Strengere Nachweise in der Kinder- und Jugendarbeit
Zudem will das neue Kinderschutzgesetz verbindliche Standards für die Kinder- und Jugendarbeit schaffen, die von allen, die mit Kindern Umgang haben, einzuhalten sind. "Um der Sache Nachdruck zu verleihen will ich auch dafür sorgen, dass Länder und Kommunen Zahlungen und Zuschüsse an einzelne Einrichtungen daran knüpfen, dass solche Standards vorliegen und eingehalten werden", sagte die Ministerin. Zu diesen Standards gehöre eine Gefahrenanalyse in jeder Institution, ebenso wie die Benennung interner und externer Ansprechpartner für Fälle von sexuellem Kindesmissbrauch. Wer hauptamtlich in der Kinder- und Jugendhilfe arbeitet, muss in Zukunft noch umfassender nachweisen, dass er keine Vorstrafen hat. Zusätzlich soll eine vom Bund finanzierte Fortbildungsinitiative das Bewusstsein unter Pädagogen und Sozialarbeitern für den Umgang mit solchen Fällen schulen. Zentrale Forderungen, die bereits von einem Runden Tisch gegen sexuellen Kindesmissbrauch aufgestellt wurden, jetzt aber ins Gesetz sollen.

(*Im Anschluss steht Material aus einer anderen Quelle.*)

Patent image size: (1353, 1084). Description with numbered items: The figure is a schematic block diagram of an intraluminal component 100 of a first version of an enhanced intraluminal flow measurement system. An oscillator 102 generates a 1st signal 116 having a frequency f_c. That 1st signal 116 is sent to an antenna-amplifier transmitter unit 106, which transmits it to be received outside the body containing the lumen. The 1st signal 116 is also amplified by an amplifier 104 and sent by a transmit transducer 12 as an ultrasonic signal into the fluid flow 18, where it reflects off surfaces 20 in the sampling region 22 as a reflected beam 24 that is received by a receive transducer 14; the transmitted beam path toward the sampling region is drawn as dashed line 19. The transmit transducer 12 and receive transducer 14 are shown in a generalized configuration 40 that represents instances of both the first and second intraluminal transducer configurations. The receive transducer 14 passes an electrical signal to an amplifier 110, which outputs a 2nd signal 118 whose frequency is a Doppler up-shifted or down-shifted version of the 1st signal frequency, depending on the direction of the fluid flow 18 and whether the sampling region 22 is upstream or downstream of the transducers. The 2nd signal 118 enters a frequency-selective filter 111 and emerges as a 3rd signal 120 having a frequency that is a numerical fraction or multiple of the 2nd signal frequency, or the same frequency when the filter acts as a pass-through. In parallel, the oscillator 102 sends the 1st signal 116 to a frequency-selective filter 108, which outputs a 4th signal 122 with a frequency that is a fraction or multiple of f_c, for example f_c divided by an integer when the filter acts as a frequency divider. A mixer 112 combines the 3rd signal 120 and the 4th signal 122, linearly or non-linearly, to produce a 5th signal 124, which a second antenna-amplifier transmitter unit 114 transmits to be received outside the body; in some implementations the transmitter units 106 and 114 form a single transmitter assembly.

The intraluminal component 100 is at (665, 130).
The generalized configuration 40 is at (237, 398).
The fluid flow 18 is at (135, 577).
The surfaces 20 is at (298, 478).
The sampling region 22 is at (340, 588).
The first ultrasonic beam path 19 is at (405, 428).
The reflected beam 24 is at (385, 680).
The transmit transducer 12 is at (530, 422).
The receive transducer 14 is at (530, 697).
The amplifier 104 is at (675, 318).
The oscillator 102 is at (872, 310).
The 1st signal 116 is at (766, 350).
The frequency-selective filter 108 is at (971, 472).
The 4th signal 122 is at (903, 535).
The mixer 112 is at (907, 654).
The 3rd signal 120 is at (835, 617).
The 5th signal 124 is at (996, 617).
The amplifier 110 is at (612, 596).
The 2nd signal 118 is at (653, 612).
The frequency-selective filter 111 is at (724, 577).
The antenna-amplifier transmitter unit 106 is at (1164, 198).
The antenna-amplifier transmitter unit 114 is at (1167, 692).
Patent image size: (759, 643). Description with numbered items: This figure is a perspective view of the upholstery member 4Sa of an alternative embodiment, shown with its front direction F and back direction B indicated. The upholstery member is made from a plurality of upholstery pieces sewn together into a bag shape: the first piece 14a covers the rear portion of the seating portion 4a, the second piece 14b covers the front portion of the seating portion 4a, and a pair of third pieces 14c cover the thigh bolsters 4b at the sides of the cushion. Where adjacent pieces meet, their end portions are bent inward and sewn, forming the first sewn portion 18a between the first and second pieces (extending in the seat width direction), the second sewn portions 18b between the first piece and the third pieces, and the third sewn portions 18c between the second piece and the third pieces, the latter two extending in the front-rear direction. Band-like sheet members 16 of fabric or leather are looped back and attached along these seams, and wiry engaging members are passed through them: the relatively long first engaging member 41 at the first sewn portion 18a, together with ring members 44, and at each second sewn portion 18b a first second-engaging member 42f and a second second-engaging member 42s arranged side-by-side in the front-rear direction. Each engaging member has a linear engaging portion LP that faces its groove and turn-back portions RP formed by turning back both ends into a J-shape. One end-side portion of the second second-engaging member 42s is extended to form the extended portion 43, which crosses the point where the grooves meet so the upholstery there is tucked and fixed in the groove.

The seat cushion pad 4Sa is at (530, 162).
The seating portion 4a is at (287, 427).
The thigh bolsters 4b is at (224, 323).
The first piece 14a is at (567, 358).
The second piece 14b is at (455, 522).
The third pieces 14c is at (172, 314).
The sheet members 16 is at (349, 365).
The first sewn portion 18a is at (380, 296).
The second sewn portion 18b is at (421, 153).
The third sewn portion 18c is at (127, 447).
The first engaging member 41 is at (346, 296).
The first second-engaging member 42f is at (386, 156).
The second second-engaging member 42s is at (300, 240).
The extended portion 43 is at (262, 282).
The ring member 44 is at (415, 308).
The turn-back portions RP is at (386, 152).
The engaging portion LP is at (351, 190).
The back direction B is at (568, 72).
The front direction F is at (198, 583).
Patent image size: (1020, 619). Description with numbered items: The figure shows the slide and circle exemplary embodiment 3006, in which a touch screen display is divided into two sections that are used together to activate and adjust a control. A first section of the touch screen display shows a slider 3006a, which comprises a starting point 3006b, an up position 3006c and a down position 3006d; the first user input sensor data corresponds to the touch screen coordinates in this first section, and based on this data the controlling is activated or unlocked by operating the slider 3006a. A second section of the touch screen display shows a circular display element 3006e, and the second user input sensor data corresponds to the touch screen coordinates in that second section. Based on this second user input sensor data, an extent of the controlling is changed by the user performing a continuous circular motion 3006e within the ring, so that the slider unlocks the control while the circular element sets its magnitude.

Das erste Kinderschutzgesetz scheiterte
Ein Gesetz, das es schwer hatte: Denn bereits die Vorgängerregierung der christlich-konservativen Parteien CDU und CSU sowie der Sozialdemokraten hatte ein Kinderschutzgesetz auf den Weg gebracht. Damals konnte sich die Große Koalition nicht darauf einigen, ob Hausbesuche bei Problemfamilien verpflichtend sein sollten. Kurz danach folgten Neuwahlen. Doch auch der neue Entwurf erntete bereits Kritik – selbst vom eigenen liberalen Koalitionspartner. FDP-Familienpolitikerin Miriam Gruß kritisierte, dass die Finanzierung des Pakets noch unklar sei. Die Familienpolitikerin Diana Golze von der Partei Die Linke beklagte, es würden mit diesem Gesetzentwurf nur Symptome bekämpft, nicht aber die Ursachen.
Läuft für Familienministerin Schröder alles planmäßig, soll das Gesetz am 1. Januar 2012 in Kraft treten. Ob es eine einfache Geburt wird, werden bereits die ersten Beratungen Anfang 2011 zeigen.